Der EGW setzt wieder ein mit Erasmus von Rotterdam (1466 – 1536), einem der wichtigsten Vertreter von Humanismus und frühaufklärerischem Gedankengut, schließt mit den 95 Thesen Luthers im Jahr 1517 an, führt weiter 1543 mit Nikolaus Kopernikus, der die Sonne und nicht die Erde im Mittelpunkt sah und beendet zunächst die Reihe früher Vertreter der Aufklärung mit der calvinistischen Reformation der niederländischen Provinzen im Jahr 1560.
Im Jahr 1638 kommt der französische Thronfolger zur Welt und erlangt später als Sonnenkönig Ludwig XIV. europaweite Bewunderung und Nachahmung. Er betrachtet sich selbst als die Verkörperung des Staates – der Staat bin ich – und hat damit bei der Zentrierung Frankreichs auf ihn sogar recht. Das teilweise Gegenstück ist der preußische König Friedrich II., genannt der Große. Er ist nicht viel weniger kriegerisch als Ludwig XIV., herrscht selbstbezogen-absolut, definiert sich jedoch als ersten Diener seines Staates und ist von aufklärerischem Gedankengut „infiziert“, handelt aber nur sehr eingeschränkt danach als sogen. aufgeklärter absoluter Herrscher. Zwischen diesen beiden Monarchen stehen Stelen zum Westfälischen Frieden 1648 aus deutscher und niederländischer Sicht sowie die für die weitere religiös-geistig-politische Entwicklung Europas ungeheuer wichtige Befreiung Wiens 1683 von osmanischer Belagerung durch ein deutsch-österreichisch-polnisches Heer unter dem großen Polenkönig Johann III. Sobieski.

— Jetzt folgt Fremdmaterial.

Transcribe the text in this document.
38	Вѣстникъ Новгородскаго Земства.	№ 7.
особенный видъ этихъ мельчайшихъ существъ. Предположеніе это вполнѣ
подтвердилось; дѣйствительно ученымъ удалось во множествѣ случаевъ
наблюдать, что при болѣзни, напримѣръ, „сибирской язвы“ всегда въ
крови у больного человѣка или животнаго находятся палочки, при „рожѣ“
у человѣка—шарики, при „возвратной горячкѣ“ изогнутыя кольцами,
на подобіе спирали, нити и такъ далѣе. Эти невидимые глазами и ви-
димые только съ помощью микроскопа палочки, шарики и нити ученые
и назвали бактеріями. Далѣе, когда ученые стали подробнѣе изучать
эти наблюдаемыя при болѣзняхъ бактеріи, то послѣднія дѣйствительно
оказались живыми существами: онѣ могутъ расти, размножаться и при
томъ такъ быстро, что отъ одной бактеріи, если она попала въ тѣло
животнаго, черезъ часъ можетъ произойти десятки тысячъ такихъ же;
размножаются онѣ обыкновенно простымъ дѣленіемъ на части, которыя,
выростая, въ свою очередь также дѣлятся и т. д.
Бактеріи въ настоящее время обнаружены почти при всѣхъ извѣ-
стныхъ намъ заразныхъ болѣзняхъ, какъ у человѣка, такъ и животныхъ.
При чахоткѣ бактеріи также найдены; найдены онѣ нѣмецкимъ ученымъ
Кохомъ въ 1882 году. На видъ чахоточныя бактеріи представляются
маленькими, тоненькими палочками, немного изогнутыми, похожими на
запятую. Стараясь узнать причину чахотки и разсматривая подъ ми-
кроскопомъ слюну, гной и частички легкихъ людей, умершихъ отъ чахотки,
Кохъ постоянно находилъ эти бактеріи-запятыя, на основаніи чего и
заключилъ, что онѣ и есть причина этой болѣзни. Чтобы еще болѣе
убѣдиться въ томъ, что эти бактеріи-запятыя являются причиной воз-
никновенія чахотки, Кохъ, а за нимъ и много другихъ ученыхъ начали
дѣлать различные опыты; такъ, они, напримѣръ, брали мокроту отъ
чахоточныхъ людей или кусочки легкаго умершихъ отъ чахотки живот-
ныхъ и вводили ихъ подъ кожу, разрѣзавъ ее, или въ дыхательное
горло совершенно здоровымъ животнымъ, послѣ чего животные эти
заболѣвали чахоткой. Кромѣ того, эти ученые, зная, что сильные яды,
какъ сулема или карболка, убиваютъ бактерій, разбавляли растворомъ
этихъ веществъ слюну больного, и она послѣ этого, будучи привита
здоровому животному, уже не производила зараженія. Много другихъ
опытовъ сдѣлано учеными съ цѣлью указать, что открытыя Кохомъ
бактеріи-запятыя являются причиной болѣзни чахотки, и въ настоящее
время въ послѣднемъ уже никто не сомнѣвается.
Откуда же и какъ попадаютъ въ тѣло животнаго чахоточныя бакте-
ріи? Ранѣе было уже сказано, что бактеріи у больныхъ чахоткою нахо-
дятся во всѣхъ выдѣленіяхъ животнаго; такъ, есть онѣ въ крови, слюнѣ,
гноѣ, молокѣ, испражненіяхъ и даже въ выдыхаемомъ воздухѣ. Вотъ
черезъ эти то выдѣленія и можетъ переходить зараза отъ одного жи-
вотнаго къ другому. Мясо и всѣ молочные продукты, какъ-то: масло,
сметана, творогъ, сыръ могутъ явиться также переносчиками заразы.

Die Aufklärung gewinnt sozusagen wieder an Fahrt mit den französischen Enzyklopädisten 1751, der Französischen Revolution und der Erklärung der Menschen- und Bürgerrechte in der französischen Nationalversammlung 1789 sowie der Annahme einer für die damalige Zeit sehr demokratischen Verfassung durch das polnische Parlament im Jahr 1791. Diese für die absoluten Regierungen der Nachbarn Polens, nämlich Preußen, Russland sowie Österreich, gefährliche Verfassung wurde zusammen mit dem Land durch dessen letzte Teilung getilgt.